27.フェス前のジャズ

  • 2019.06.07 Friday
  • 19:02

 その頃、1学期のときバケと付き合っていたチビ太が南山3人娘のひとり、ハンちゃんと付き合うようになっていた。ハンを見つけると肩を抱くようにしてみんなの前で見せつけるように歩く。気が多い奴だなぁとは思ったが恋愛なのでそれも仕方がない。赤シャツの短大の女の子は、あのお寺参りと住宅街ぐるぐる廻りが嫌になったのか、その後きっぱりと連絡がなくなっていた。

 

 大学祭が終って愛児連の活動が増えてきて、その後2学期の終りの年末に人形劇フェスティバルが開催される計画がメンバーに伝えられた。人形劇フェスはどこがどう企画したのか、とにかく名古屋で人形劇を行っている団体すべて(大学・短大サークル他、人形劇団プロ・アマすべて)に呼びかけられ、確か”名演小劇場”だったか?各団体が順次公演を行って人形劇を見せ合う、最大の行事だ。

 人形劇フェスに向けてのてのひらの演目はすてきな三人組だった。大学祭のために作ったがそれをさらに磨いて作品として出品することになる。何回か、泊まり込みで制作にあたっていた。泊るところは下宿組の誰かの部屋。

 

ジャズ その出来事は泊まり込みの民ちゃんのアパートだったかな?、その部屋で起きたこと。泊まっていたのは、ユキコ、ヌーボー、オオマサ、ヨー君等…他に誰がいたのかはっきりとした覚えはない。
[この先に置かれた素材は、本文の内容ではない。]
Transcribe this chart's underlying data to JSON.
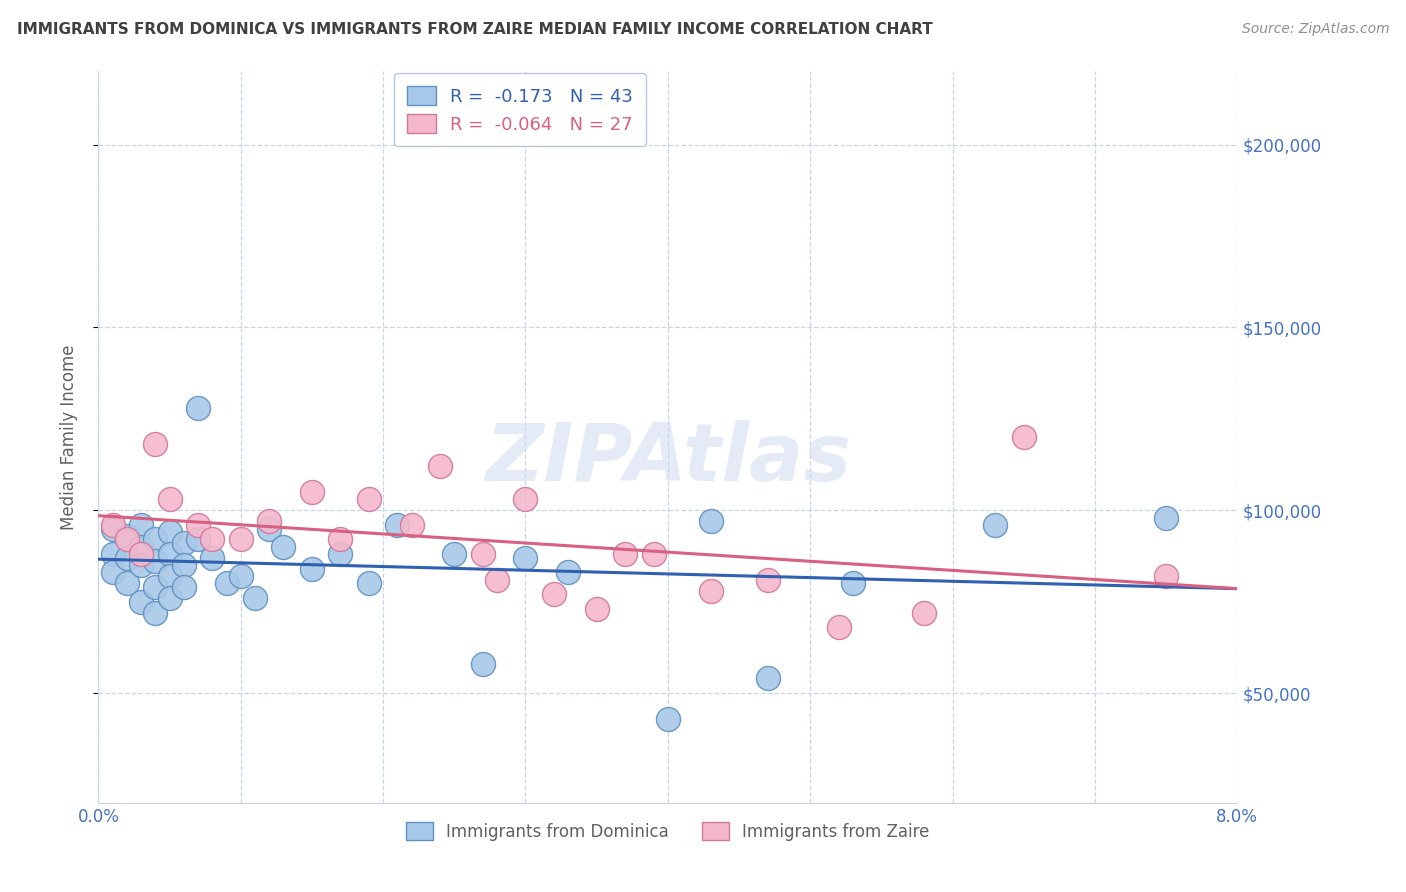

 突然、チビ太が今からみんなでジャズをやろうと言い出した。フォークぐらいはギターでやれたが、ジャズは難しいイメージがあり、はじめ冗談だと思った。ところが、チビ太が机を手でタンタンタン、タンタンタン、タカタカタカタカ、タンタンタン と叩き始めた。ズーンチャチャ、ズーンチャチャと音を立てながら、隣にいたブッチャーに茶碗に箸でリズムを合わせて叩けと合図する。するとブッチャーがリズムに合わせて、チーン、チンチン、チキチキチーン、チーンチンチン、チキチキチーンと叩き始める。つられて、オオマサが座布団をバーンバンバン、ズババババン、バーンバンバン、ズババババンと叩くとユキコが皿を机に擦ってシューッ、チャッチャッ、シューッ、チャッチャと合わせ始める。

 音階の曲はない。ただ、リズムだけ合わせて気の利いたリズムを何でもいいから出して合わせるだけ。自分は近くにあった棒を2つ、カンカン、カカカン、カンカンカン、カンカン、カカカン、カンカンカンと出すとヌーボーが足でズンチャ、ズンズンチャ、ズンチャ、ズンズンチャ、それが延々と続いていく。リズムに乗って壁だろうが床だろうが目の前にあるもの、叩けるものをすべて叩いて順に楽器にしていく。5分ほど続けてもまだ即席ジャズは続き、どんどんみんな乗ってくる。10分ほど続けただろうか…チビ太がリードして顔で終わるぞと合図する…タンタンタンタン、タタタターーーーーン ジャーン! 最後に鍋ぶたを2つ合わせてジャーンと鳴らし全員一斉に演奏をピタリと止めた。メンバーから拍手が起こる。

 驚いた!他のメンバーも参加した参加したみんな驚いた!ジャズってこんなにかんたんに参加できて自分でもやれちゃうんだということに驚いた!チビ太のエンターテーメントの才能にもびっくりしたが、それまでとっつきにくかったジャズとは難しいものではなく、リズムさえ合えば誰でも参加できる音楽なんだと思い知らされた。これ以後、ジャズの音楽を聞くようになっていく。ジャズ演奏もやってみようかとその気にさせられた一コマであった。